上場維持に賭けるデイトレーダーも JAL株が2日連続ストップ安で終値7円に
13日の東京株式市場で日本航空(JAL)株が前日に続き、値幅制限の下限(ストップ安)となる前日比30円安の7円で取引を終了した。19日がメドとされる会社更生法の申請による法的整理に向けて関係方面の準備が進む中で、100%減資しない方式による法的整理によって上場維持の可能性も残るものの、100%減資による上場廃止の方向性が有力視され始めた今週明けから、2日間で一気に60円も値を下げた格好だ。

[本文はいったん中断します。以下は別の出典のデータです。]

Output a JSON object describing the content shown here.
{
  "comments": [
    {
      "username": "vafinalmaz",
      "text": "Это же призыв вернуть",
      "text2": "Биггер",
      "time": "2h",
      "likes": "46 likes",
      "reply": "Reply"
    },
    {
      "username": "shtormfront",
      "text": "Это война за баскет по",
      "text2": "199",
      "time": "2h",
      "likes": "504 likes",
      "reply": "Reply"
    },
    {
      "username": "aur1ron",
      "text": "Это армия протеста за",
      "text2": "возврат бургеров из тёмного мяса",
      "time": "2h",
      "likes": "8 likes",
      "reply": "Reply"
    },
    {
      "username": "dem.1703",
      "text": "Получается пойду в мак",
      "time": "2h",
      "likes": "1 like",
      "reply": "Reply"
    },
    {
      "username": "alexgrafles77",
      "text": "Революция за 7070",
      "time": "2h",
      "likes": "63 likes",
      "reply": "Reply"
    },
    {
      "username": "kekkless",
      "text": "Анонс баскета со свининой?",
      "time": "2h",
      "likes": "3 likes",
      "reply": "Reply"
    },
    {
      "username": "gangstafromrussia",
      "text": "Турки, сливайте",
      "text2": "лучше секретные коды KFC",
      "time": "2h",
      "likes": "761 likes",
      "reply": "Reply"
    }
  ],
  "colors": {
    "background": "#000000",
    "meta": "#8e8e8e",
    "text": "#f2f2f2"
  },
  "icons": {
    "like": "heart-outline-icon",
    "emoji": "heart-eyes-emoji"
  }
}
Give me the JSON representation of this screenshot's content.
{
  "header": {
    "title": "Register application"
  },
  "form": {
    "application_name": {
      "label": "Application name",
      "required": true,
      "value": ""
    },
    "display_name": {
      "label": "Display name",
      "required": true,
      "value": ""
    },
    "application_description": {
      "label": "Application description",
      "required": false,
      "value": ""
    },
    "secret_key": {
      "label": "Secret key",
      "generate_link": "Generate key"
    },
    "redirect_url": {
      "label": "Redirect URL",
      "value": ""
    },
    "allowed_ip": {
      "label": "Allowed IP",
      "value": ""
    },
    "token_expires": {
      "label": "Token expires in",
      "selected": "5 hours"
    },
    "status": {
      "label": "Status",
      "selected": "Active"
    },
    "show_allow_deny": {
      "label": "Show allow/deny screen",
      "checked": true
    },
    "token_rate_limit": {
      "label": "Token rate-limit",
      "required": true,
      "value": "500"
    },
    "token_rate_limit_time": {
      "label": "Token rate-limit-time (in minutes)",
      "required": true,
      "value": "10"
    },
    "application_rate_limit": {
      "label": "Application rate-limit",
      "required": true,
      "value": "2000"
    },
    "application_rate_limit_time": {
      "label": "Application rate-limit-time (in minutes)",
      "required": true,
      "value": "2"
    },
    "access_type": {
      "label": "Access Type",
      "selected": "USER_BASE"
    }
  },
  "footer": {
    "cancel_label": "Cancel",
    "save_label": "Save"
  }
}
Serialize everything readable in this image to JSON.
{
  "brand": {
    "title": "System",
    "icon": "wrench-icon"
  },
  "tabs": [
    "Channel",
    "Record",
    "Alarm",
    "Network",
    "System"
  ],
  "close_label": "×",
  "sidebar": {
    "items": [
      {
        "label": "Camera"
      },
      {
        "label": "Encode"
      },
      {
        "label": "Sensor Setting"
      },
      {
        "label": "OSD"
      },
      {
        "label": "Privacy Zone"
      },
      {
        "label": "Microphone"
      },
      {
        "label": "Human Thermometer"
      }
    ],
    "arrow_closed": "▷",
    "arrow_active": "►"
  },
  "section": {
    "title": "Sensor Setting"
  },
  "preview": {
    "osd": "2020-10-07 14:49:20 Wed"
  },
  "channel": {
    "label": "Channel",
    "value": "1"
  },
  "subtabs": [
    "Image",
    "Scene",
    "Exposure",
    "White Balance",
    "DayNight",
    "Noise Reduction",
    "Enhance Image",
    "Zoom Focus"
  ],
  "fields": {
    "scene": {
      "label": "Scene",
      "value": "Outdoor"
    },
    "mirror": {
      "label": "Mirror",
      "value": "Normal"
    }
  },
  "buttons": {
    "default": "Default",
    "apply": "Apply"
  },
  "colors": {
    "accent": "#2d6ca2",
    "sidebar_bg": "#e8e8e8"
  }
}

出来高は8億2296万8000株と、東証1部全体(約31億株)の3割近くを占めた。さらに2594万7000株の売り注文が残った。
JAL株は100円を割り込み始めた昨年11月ごろから、短期間の売買で差益を狙う「デイトレーダー」と呼ばれる個人投資家の間で、特に売買が活発になされていたようだ。ネット証券大手の松井証券のデータによれば、松井顧客の個別銘柄の売買株数・代金ランキングでトップクラスに顔を出すようになっていた。松井に限らず、ほかのネット証券でも同様の傾向があったとみられる。
デイトレーダーにすれば、株価が100円を割り込むような低位株は、短期的な取引で差益を狙いやすい銘柄となり、株価が乱高下しやすくなる。100円以下では、最低投資単位も最小限となり、株価が1円上下するだけで1%以上の差益を得られるからだ。過去にも、三菱自動車などが経営危機の際にデイトレーダーの標的となって、株価が乱高下したケースがあった。
だが、今回、JAL株の短期的な取引で利益を狙ったデイトレーダーの多くが、大やけどを負ってしまったのは間違いない。
東京証券取引所は、会社更生法を適用した場合でも、100%減資しないなどの一定条件を満たせば上場を維持できるルールを2003年から適用している。これは、経済産業省が当時の産業再生機構を立ち上げる際に東証に要請して、策定されたルールだ。
一方、このルールが今まで適用された例はない。「会社更生法を適用した場合、社債はデフォルト(債務不履行)、ローン債権も一部返済不能になるなど債権者が責任を負うのに、株主の責任が限定されるのは違和感がある」と東証幹部も話すほどだ。